Quando un bene non è più funzionale, si trasforma il rifiuto. Il riciclo non è la risposta adeguata: un materiale dopo alcuni ricicli si deteriora e diventa non più riciclabile, rendendo dunque i processi di riciclo un mero palliativo che si limita a posticipare la trasformazione di un bene in rifiuto. L’unica risposta ragionevole è dunque la rapida conversione ad una economia circolare per cui, già in fase di produzione di un bene, l’azienda si occupa di idearne lo smaltimento, che sia esso organico o a mezzo riutilizzo delle componenti. In questo blog sono stati molti i post condivisi di esempi virtuosi di economia circolare.

#whitemonday

Fortunatamente, sono sempre di più i movimenti che intendono sensibilizzare gli individui sollevando consapevolezza sull’importanza delle nostre scelte in qualità di consumatori. Un primo passo è sicuramente quello di re-imparare a distinguere i nostri bisogni reali da quelli indotti.

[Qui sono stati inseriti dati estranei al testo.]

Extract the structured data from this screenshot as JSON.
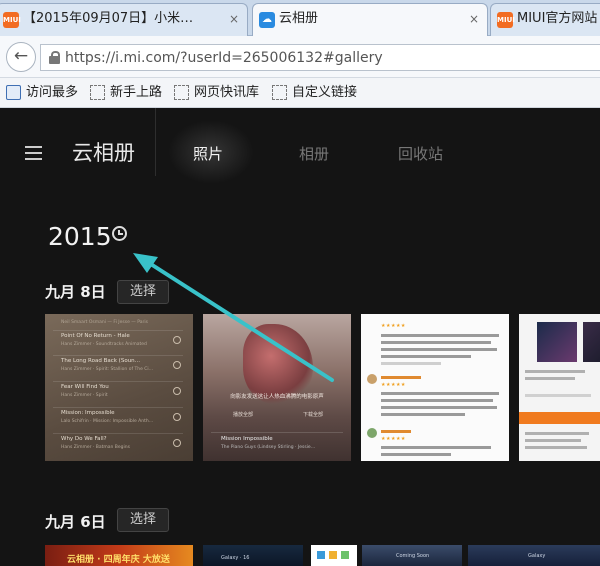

Una recente campagna è quella dello scorso 25 novembre, il “White Monday”, in totale antitesi rispetto al “Black Friday”: sul sito www.whitemonday.info si possono trovare tutte le informazioni relative alla campagna. Si tratta semplicemente di condividere sui propri profili social una foto con l’hashtag “#whitemonday”, astenersi da acquistare beni il giorno del “black friday” al fine di mandare un forte e chiaro messaggio politico e condividere contenuti relativi ad iniziative di economia circolare, seconda mano, affitto e riparazioni: tutte valide alternative ad acquisti che spesso non sono necessari.

Provando ad essere per un attimo onesti con noi stessi, quante volte abbiamo acquistato beni sull’onda di un irragionevole entusiasmo che poi siamo finiti con il non utilizzare mai? Non vi è mai capitato di trovare nell’armadio un vestito o un paio di scarpe mai usato con ancora l’etichetta? O un attrezzo da cucina acquistato grazie a qualche offerta che è rimasto immacolato come il giorno dell’acquisto?

Ciò che conta è iniziare ad assumere consapevolezza della realtà dei fatti: spesso percepiamo come necessari, senza fermarci troppo a riflettere, beni del tutto superflui. Investiamo le nostre risorse economiche in questi beni, senza che apportino alcun valore aggiunto alle nostre vite (salvo un impoverimento immotivato). Quante risorse di tempo e denaro potremmo investire altrove invece che in oggetti che finiscono troppo in fretta nel dimenticatoio? Il tempo con gli amici o la famiglia, un viaggio, una gita, una mostra, un corso: questo è ciò che aggiunge valore alle nostre esistenze, non gli oggetti.

Iniziare a diventarne consapevoli, è il primo passo verso il cambiamento: sia per la tutela dell’ambiente, che dei nostri portafogli che lasciamo depredare da una scritta “saldo” senza che vi sia la reale necessità di un acquisto.
Consiglio qualche lettura di Zygmunt Bauman (sociologo e filosofo polacco) sulla società liquida: offre molti interessanti spunti di riflessione sul tema.